DOUGLASS — A Douglass school bus driver and at least one student were taken to the hospital with possible injuries after their bus overturned Thursday afternoon in a creek rushing over a low-water crossing northeast of Douglass.
By Amy Renee Leiker
The Wichita Eagle
The nine other Douglass School District students aboard the bus were cold but unhurt, Butler County Sheriff Kelly Herzet said, and were reunited with their parents around 6 p.m. just south of where the accident happened along Hopkins Switch – a gravel road – and 190th Street Southwest.
The injured child, 8-year-old Leah Rotramel, was transported from the crash site to Susan B. Allen Hospital in El Dorado after she complained of back and neck pain. Her mother, Heather Rotramel, said the trip was precautionary “to make sure she doesn’t have any whiplash or a concussion.”
The bus driver was taken to a Wichita hospital to be observed for possible hypothermia and aches. He was in the creek water – which had risen because of recent rains – “for quite some time,” Herzet said.
Wrapped in a blanket and shivering, Rotramel’s 12-year-old son, Corey Gustafson, told of how he and another student pried open an emergency hatch so he and the younger children could escape.
“It took a while to open” the exit, Corey said.

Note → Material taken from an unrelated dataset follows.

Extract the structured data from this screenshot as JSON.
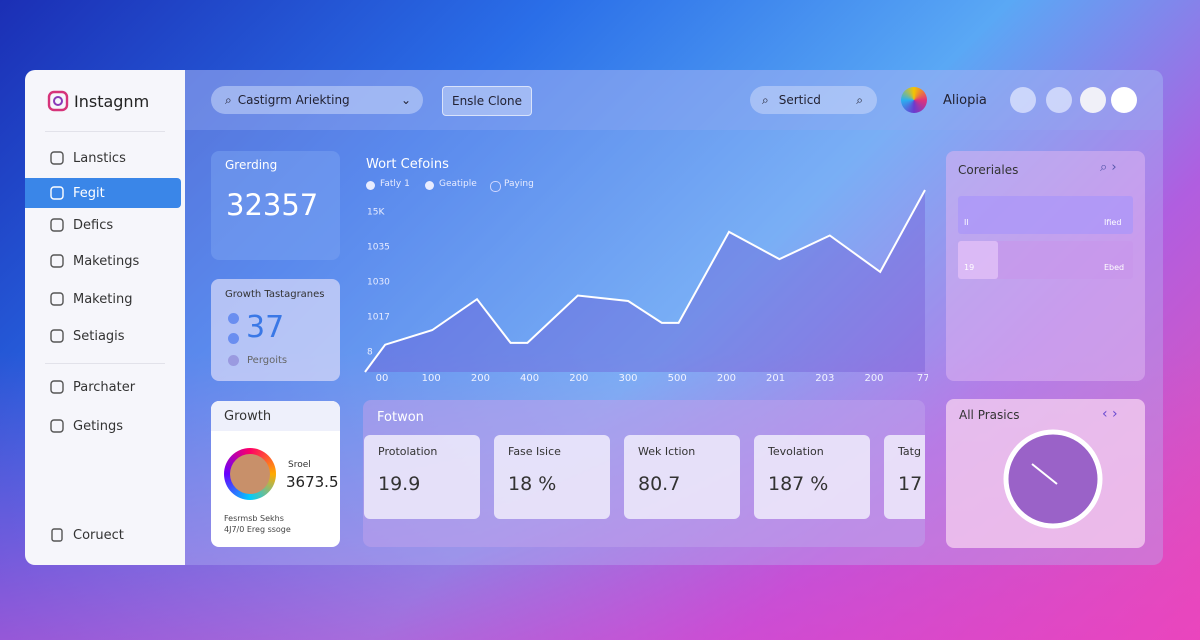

He said he helped the others crawl out onto the side of the bus.
That’s where they all waited, he added, until help arrived.
Herzet said authorities from multiple agencies responded to the scene after the bus driver radioed the school about 4 p.m. to say he and the children were involved in an accident. He asked staff members to call 911.
Logan Parker, 12, said he remembers kids screaming and crying immediately after the crash. Authorities say the oldest were about 12.
“We hit a couple of bumps and then we went in the water, and then two kids fell over on me and we tipped the bus,” Logan said.
“The bus driver was shaking a little.”
Herzet said that “all the kids were in the process of getting out” with the help of one another and the bus driver when rescue crews and law enforcement officers arrived. The last child was rescued at about 5:30 p.m., he said, using boats and rescue lines. Agencies assisting at the scene were the Butler County Rescue Squad, Augusta Water Rescue, Douglass Fire Department, Butler County Emergency Medical Services, the Kansas Highway Patrol and the sheriff’s office.
“Everyone stayed calm,” Herzet said. “Kudos to the kids. The kids did a wonderful job of helping each other.”
Herzet said fast-moving water was covering the road when the accident occurred. The cause remained under investigation early Thursday evening, he said, and will be determined by the highway patrol.
The creek, called Muddy Creek, was swollen by sporadic heavy rains that fell throughout Wednesday and into Thursday morning. An average of 3 inches fell in the area during the 24-hour period, said meteorologist Jerilyn Billings of the National Weather Service in Wichita.
“It’s running real fast because of the rains we’ve had,” Herzet said of the water. “Probably driving through that high water rushed that bus off the road, turned it over, and it pretty much stopped right there where it was.”
Douglass School District superintendent Rob Reynolds, who was at the scene, said school staff members launched an emergency operating plan immediately after dialing 911.
“Our staff is trained for scenarios such as this,” he said, “and we are very pleased with that training.
“Our children are safe. Our driver is being checked out currently. And we are very grateful for that. A lot of these types of things don’t end as well as that.”
Heather Rotramel choked back tears when asked how she felt to be reunited with her children as the ambulance transporting her daughter was about to pull away.
She put her arm around her shivering son and said simply: “I feel great.”